No entiendo cómo pudo hacerlo sin que yo lo supiera y no entiendo
qué pretendía ni por qué ahora se ha echado atrás. Tal vez sabe que no conseguirá ni un céntimo de mí y no quiere cargarse con un hijo
indeseado durante el resto de su frívola existencia –Renzo sacudió la
cabeza–. Pero Ashley decide las cosas por capricho y seguramente
pensó que algo de esa magnitud sería una bonita sorpresa, como si
fuera un bolso de diseño. Y, como es habitual en ella, ha decidido
que ya no le apetece el bolso. No conozco sus motivos, pero el
resultado es el mismo: que yo no sabía nada y no quiero ese hijo.
Ella dejó caer los hombros, como si se hubiera desinflado de
repente.
–Muy bien –asintió, levantando la barbilla para mirarlo–. Si
cambia de opinión, estoy en el hostal Americana. A menos que esté
trabajando en el bar de enfrente –añadió, antes de darse la vuelta.
Pero se detuvo en la puerta para mirarlo un momento–. Dice que
antes no sabía nada, pero ahora lo sabe.
Cuando salió de su casa, Renzo decidió que no volvería a
pensar en ella.
Renzo no dejaba de darle vueltas. No había forma de escapar.
Llevaba tres días intentando olvidar su encuentro con la
desconocida. No sabía su nombre, ni siquiera sabía si estaba
diciendo la verdad o si era otro de los juegos de su exmujer.
Conociendo a Ashley, debía de ser eso, un juego, un extraño
intento de atraerlo hacia su tela de araña. Había parecido conforme
con la disolución de su matrimonio porque, según ella, siempre había
sabido que terminarían así. El divorcio en Italia seguía siendo un
asunto complicado y que él hubiera insistido en contraer matrimonio
en Canadá dejaba claro que no se lo tomaba en serio.
Se imaginó que aquella era su venganza. La gestación
subrogada no era legal en Italia y, sin duda, esa era la razón por la
que había llevado a aquella chica a Santa Firenze.

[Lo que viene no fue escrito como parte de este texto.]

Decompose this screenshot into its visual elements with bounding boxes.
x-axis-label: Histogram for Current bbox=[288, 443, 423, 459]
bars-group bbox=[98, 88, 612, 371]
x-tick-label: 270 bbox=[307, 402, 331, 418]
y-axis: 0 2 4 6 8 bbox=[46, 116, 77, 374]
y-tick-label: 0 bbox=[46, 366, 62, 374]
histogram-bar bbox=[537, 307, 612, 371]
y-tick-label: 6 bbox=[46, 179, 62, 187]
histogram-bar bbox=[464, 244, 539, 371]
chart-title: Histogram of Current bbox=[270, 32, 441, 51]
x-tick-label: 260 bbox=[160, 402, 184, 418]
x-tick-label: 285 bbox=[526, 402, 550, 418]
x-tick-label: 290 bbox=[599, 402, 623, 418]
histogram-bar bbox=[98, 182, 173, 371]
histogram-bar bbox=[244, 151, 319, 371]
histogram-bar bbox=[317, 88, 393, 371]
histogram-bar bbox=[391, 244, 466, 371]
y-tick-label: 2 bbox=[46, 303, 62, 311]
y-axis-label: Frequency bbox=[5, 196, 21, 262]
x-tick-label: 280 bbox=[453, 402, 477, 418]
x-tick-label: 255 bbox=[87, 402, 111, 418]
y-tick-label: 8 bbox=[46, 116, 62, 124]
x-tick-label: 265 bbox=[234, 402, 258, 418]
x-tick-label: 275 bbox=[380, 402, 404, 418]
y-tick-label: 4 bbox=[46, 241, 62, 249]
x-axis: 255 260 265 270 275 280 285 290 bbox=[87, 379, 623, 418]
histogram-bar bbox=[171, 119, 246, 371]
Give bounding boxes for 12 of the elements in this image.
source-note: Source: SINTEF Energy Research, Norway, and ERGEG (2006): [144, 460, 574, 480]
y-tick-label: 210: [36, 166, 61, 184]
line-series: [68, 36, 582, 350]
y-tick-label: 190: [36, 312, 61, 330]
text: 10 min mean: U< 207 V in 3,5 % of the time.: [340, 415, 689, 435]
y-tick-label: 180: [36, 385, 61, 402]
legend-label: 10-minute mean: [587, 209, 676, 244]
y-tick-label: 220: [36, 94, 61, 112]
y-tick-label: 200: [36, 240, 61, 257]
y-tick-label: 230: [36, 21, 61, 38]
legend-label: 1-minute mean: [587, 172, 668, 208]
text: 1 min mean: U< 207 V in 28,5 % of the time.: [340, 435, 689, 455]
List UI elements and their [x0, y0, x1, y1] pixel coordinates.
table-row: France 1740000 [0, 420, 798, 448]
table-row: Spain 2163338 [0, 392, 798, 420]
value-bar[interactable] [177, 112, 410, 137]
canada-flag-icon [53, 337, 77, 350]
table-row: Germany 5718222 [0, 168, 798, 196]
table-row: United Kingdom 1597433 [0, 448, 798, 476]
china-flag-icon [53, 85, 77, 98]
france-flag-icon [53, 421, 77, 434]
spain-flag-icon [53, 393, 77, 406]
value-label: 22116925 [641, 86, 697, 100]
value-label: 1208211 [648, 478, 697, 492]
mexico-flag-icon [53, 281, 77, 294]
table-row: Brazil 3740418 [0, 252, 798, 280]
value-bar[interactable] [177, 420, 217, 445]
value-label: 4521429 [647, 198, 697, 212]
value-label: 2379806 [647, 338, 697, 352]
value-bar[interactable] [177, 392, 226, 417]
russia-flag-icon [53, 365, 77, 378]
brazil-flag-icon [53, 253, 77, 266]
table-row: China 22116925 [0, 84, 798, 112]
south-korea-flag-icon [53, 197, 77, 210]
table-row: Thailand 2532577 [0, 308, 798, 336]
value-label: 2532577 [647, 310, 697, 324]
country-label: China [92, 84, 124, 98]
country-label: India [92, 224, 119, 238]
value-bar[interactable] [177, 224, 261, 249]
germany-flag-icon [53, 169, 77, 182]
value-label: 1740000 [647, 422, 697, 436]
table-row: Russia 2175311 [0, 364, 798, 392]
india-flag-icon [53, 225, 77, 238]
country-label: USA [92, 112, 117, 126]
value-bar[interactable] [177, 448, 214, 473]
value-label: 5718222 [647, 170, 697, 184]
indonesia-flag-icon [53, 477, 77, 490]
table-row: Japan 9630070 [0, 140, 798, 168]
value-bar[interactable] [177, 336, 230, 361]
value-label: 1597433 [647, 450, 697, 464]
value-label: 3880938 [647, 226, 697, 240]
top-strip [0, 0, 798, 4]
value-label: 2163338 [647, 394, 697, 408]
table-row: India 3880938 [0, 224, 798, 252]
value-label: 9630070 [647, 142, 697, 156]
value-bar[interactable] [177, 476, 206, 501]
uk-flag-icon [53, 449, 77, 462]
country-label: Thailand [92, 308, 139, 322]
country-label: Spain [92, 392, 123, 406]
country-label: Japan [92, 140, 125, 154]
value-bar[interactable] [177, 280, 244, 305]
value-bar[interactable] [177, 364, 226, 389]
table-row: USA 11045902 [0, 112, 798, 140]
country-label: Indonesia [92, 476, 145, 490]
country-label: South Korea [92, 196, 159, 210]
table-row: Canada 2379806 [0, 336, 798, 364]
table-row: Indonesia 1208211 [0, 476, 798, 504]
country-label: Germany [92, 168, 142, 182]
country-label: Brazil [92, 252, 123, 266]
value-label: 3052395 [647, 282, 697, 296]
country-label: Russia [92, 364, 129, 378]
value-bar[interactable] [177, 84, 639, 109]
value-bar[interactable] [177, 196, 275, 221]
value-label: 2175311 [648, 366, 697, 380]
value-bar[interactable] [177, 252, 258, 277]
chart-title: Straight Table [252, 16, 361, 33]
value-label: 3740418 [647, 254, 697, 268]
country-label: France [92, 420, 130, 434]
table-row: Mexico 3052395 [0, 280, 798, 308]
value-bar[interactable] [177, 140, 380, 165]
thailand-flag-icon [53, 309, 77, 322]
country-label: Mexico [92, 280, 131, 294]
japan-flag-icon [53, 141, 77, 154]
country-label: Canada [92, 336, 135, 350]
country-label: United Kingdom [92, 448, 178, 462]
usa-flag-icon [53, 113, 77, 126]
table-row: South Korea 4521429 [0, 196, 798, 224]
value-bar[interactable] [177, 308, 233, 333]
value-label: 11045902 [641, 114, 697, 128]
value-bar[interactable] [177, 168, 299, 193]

Era una pena que su hermana, Allegra, hubiera roto su
compromiso con el príncipe de ese país para casarse con su amigo,
el duque español Cristian Acosta, que no podría ayudarlo en aquella
situación.
Debería olvidar el asunto. Seguramente, la chica estaba
mintiendo. Y, aunque no fuera así, ¿por qué iba a importarle? No era
problema suyo.
Una punzada en la zona del corazón le dejó claro que no había
bebido suficiente y decidió remediarlo, pero entonces recordó lo que
la desconocida había dicho antes de marcharse.
Trabajaba en un bar cerca del Coliseo…
Renzo tomó una botella de whisky. No tenía sentido buscar a una mujer que, casi con toda seguridad, solo intentaba sacarle
dinero.
Pero la posibilidad seguía ahí y no podía dejar de darle vueltas.
No podía olvidarlo por Jillian, por todo lo que había ocurrido con ella.
Decidido, dejó la botella y se dirigió a la puerta. Iría al bar y se
enfrentaría a aquella mujer. Solo así podría volver a casa y dormir en
paz, sabiendo que era una mentirosa y que no había ningún hijo en
camino.
Se detuvo un momento para reflexionar. Tal vez estaba siendo
demasiado suspicaz, pero, dada su historia, era lo más sensato.
Había perdido un hijo y no estaba dispuesto a perder otro.